COLLEGE STATION, Texas— It’s a crop produced across the state that’s built into every fiber of the Texas agriculture.
And now, thanks to decades of research at Texas A&M University, the cotton plant will have a global impact---one that has life-saving potential.
It started as a dream, conceived from a harsh reality.
“My father was a doctor in rural parts of India, and I've seen the effects of malnutrition and hunger firsthand,” said Texas A&M scientist, Dr. Keeri Rathore.
“So, that’s the reason I chose to do this sort of work,” he added.
Rathore set out to find an answer, and after 23 years of research, he found one—in the most unlikely source.
“We can meet the basic protein requirements of five to six million people using the seed of the protein that’s present in the cottonseed,” said Rathore.
Rathore developed a breakthrough that will have a major impact on Texas agriculture.
He explained that humans cannot eat cotton seed because of gossypol which acts like a suit of armor, protecting the plant from predators.
Gossypol is also toxic to humans and monogastric animals.
The modified cotton plant, TAM66274, has ultra-low gossypol.
“We removed the toxin from the seed,” said Rathore.
Thus, transforming the cotton plant from fiber to food source.
“Now the seed is safe enough for people to eat directly or at least feed it to some single-stomach animals such as poultry, pigs, or fish,” said Rathore.

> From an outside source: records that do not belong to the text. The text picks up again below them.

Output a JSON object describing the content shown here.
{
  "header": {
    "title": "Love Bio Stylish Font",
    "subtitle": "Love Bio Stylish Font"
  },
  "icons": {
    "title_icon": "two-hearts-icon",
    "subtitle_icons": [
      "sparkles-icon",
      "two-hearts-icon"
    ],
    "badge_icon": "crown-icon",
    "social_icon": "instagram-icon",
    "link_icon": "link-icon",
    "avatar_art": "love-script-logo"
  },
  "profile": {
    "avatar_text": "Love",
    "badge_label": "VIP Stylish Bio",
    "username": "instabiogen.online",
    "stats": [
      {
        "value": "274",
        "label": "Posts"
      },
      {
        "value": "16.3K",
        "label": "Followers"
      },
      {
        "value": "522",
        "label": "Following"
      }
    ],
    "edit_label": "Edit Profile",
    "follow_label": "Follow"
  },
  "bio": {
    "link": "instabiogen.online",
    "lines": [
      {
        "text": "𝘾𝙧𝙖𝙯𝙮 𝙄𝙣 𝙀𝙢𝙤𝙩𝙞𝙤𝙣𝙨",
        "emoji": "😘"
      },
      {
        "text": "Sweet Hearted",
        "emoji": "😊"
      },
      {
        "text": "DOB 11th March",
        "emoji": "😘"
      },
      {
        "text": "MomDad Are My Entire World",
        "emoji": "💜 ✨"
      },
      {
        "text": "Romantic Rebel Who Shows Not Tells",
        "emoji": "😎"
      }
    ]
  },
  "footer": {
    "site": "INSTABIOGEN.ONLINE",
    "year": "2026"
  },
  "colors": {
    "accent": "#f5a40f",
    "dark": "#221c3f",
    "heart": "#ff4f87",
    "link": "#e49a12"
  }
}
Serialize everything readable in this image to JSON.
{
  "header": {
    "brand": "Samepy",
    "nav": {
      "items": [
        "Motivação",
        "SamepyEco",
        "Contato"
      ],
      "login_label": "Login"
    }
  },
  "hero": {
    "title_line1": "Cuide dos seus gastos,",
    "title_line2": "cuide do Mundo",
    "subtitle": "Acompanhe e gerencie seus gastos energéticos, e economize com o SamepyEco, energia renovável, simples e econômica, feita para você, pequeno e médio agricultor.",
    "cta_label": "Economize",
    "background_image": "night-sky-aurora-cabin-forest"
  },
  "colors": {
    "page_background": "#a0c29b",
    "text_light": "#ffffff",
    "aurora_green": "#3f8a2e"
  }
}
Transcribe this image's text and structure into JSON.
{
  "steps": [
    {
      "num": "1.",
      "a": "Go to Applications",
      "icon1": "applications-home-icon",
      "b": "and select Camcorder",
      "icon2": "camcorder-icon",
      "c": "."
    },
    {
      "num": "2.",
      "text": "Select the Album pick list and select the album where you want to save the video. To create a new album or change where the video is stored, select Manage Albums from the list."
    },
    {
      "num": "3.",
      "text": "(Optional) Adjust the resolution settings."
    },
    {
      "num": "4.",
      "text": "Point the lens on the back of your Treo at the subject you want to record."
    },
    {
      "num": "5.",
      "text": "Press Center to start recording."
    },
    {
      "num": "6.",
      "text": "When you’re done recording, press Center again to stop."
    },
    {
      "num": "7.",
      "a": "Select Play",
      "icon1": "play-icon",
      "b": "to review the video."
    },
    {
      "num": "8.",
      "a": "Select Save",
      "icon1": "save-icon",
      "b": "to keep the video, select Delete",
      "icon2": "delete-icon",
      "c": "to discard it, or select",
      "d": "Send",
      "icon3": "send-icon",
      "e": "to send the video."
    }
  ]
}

On Tuesday, the USDA approved Rathore’s modified cotton seed for animal consumption, and he said he hopes the FDA follows suit.
It’s something that has the potential to solve the global problem of malnutrition and hunger.
“One cup of cotton seed kernel has as much protein as ten eggs,” said Rathore.
“That’s a lot of protein,” he added.
If the FDA approves Rathore’s cotton seed, he said we could see it in everyday items at our local grocery store.
“This protein can now be incorporated into say, protein bars, and those protein drinks that people now are drinking,” said Rathore.
It’s an innovation that could help feed millions, while also increasing the value of the cotton plant.
The project is co-sponsored by Texas A&M and Cotton, Inc., an organization that Rathore said is supported by cotton farmers.
“We’ll be able to support farmers and their effort to grow cotton. So, the cotton crop will become even more sustainable with this technology,” said Rathore.